Sunday, March 16, 2008

Tools for analytical consulting.

In a previous post I talked a little about the type of analytical work I used to do in my previous life as a consultant in Cluster (then DiamondCluster, then Mercer, now OliverWyman). Most of this work was done using SAS, an statistical package I personally dislike.

The reasons for using SAS were mostly historic. It was used by one of our first clients in this area, and then a certain myth develops around the tool. It has been proved that works so... it has to be used. Consultants are a little bit risk-averse.

The whole concept is built around disk-based datasets, you read them, you sort them, you tranpose them... and you always move from a dataset to another dataset. Actually it is not so different from a relational database, and for all my disliking, SAS provides data manipulation capabilities that are at the very least similar or quite often better, if harder to use, than any database you may find.

That explains why people are using SAS and they are quite happy with it. And they have sound reasons for that. SAS provides with unparalleled ability to perform all type of manipulations and statistical operations on very large datasets. In the right environment, that is with the right people like some of the ones I met in the US, who were extremely knowledgeable about Statistics and had spent a lot of time programming in this environment, you have a winning combination.

But I still dislike the tool for three main reasons:
-I find it error-prone (syntax is horrible), and I would not like to be judged on all the SAS code I had to produce
-It is extremely programmer unfriendly (did I mention that the syntax is horrible) it is always really hard to debug code written by somebody else, especially people not trained in some basic programming practices, but SAS makes it even harder.
-SAS is not for casual programmers, if you are hiring people to offer them a career in consultancy they will be burnt if you force them into this. And finding good SAS programmers for contracting is not easy. To me this is a good enough reason to look for alternatives.

So if I am to replace SAS I need to find something that provides me similar flexibility and a more productive environment. And I have to say that so far I have not found it in one package. I am in the process of building it using what is available.

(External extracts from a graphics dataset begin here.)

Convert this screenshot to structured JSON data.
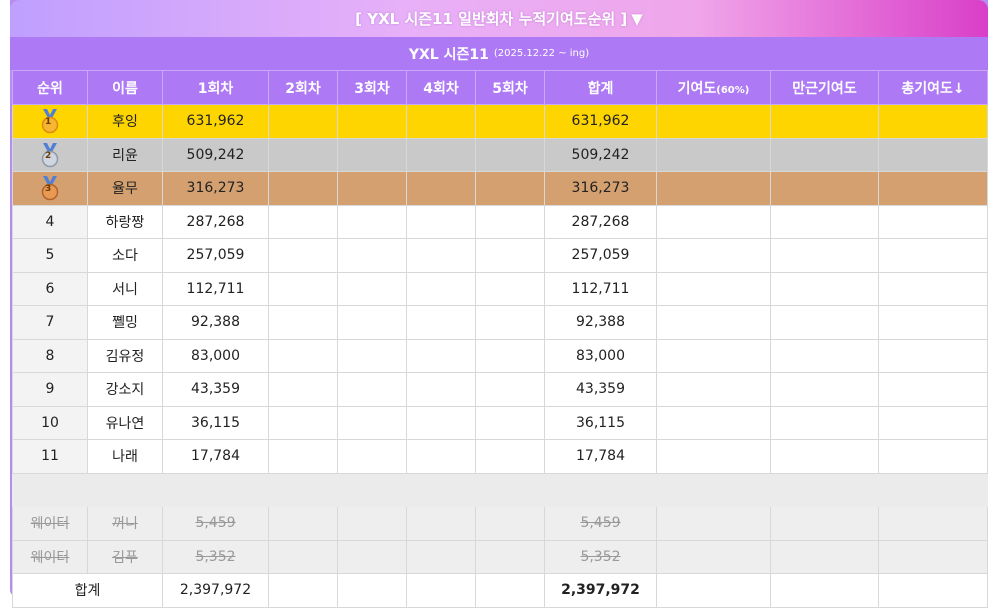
{
  "banner": {
    "title": "[ YXL 시즌11 일반회차 누적기여도순위 ]",
    "toggle_icon": "▼"
  },
  "subheader": {
    "title": "YXL 시즌11",
    "date_range": "(2025.12.22 ~ ing)"
  },
  "columns": {
    "rank": "순위",
    "name": "이름",
    "round1": "1회차",
    "round2": "2회차",
    "round3": "3회차",
    "round4": "4회차",
    "round5": "5회차",
    "total": "합계",
    "contrib": "기여도",
    "contrib_pct": "(60%)",
    "attendance": "만근기여도",
    "total_contrib": "총기여도↓"
  },
  "rows": [
    {
      "rank": "1",
      "name": "후잉",
      "r1": "631,962",
      "total": "631,962",
      "medal": "gold"
    },
    {
      "rank": "2",
      "name": "리윤",
      "r1": "509,242",
      "total": "509,242",
      "medal": "silver"
    },
    {
      "rank": "3",
      "name": "율무",
      "r1": "316,273",
      "total": "316,273",
      "medal": "bronze"
    },
    {
      "rank": "4",
      "name": "하랑짱",
      "r1": "287,268",
      "total": "287,268"
    },
    {
      "rank": "5",
      "name": "소다",
      "r1": "257,059",
      "total": "257,059"
    },
    {
      "rank": "6",
      "name": "서니",
      "r1": "112,711",
      "total": "112,711"
    },
    {
      "rank": "7",
      "name": "쪨밍",
      "r1": "92,388",
      "total": "92,388"
    },
    {
      "rank": "8",
      "name": "김유정",
      "r1": "83,000",
      "total": "83,000"
    },
    {
      "rank": "9",
      "name": "강소지",
      "r1": "43,359",
      "total": "43,359"
    },
    {
      "rank": "10",
      "name": "유나연",
      "r1": "36,115",
      "total": "36,115"
    },
    {
      "rank": "11",
      "name": "나래",
      "r1": "17,784",
      "total": "17,784"
    }
  ],
  "waiters": [
    {
      "rank": "웨이터",
      "name": "꺼니",
      "r1": "5,459",
      "total": "5,459"
    },
    {
      "rank": "웨이터",
      "name": "김푸",
      "r1": "5,352",
      "total": "5,352"
    }
  ],
  "summary": {
    "label": "합계",
    "r1": "2,397,972",
    "total": "2,397,972"
  },
  "colors": {
    "gold_row": "#ffd500",
    "silver_row": "#c9c9c9",
    "bronze_row": "#d4a070",
    "header": "#ad79f4"
  }
}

My current setup involves three different elements:
-A database, currently MySQL but will probably move to Postgres
-A statistical package, currently R . As good as SAS and I like the fact that I can focus on the statistics and forget the data part (done in the database)
-An external programming environment to act as a glue. I am currently using AppleScript and Perl (actually the PERL part has been done by one of my colleagues, Sergio). If I feel geeky enough I may even go to Objective C on my Mac.

My bet is that will be easier to find people who know how to deal with SQL databases (a commodity nowadays) and a language like PERL. R is also quite popular. I also like the fact that all are publicly available software giving me a broad pool of talent to tap (and access to the sources if required). Also I love the fact that all of this is running on my Mac, a much nicer environment to work. I know people think Apple machines are mostly for "creative" guys who do media production. Actually they can be used as a scientific workstation quite easily. This is much better than processing this in MS Access as I had to do a few times.

Of course my laptop is not the best environment to run a database server of several gigabytes, but this is easily scalable.

I will take a look at how the different elements are doing on a later post.

Friday, March 14, 2008

Springtime in Europe

I have spent the last few weeks helping my partners in Europe with a project involving one of the largest mobile operators where we are looking at how to improve the handset strategy.

This is another striking difference between Europe and the ME in how companies operate. In the ME people are used to pay fully for their mobile phones, in Europe handsets were subsidized almost from the beginning. That means that operators make a substantial investment  (up to 100 euros) upfront to capture a new customer and expect to recover the cost of the handset over the next months. The whole thing has grown, just do the maths: 100 euros per subscriber times 10 million handsets per year (or 60 million if you look at the whole operation) and you are quickly talking serious money here.

As operators face an increasing pressure on voice tariffs they are starting to look more and more into content related services to provide an extra revenue. New services (games, music, video...) require handsets with more advanced capabilities that are, not surprisingly, more expensive. Mobile operators need to understand how these new features translate into additional revenue through the consumption of these content-rich services.

One way of doing this would be asking people what they want and why and then tailor the offer to meet their needs. The problem with this approach is that people are not good at forecasting their own consumption (that is why we spend so much effort designing pricing plans that will give the perception of low tariffs while protecting the revenue of the operator).

The way we prefer is to look at the actual data patterns. We have extracted a quite large sample of their historical usage data and we have crossed it with the information regarding the handset used. This involves processing a large volume de data on relatively sophisticated ways (at least for what consultants usually do).

In the past we used SAS for this but I have never been happy about that as the syntax is horrible, the licencing process totally unfriendly and there is a serious scarcity of qualified programmers. So this time I decided to give a go to some alternative software. So far we are using MySQL and R running of course on my Mac.

I will post a more detailed assessment once the project is over but so far I am quite happy.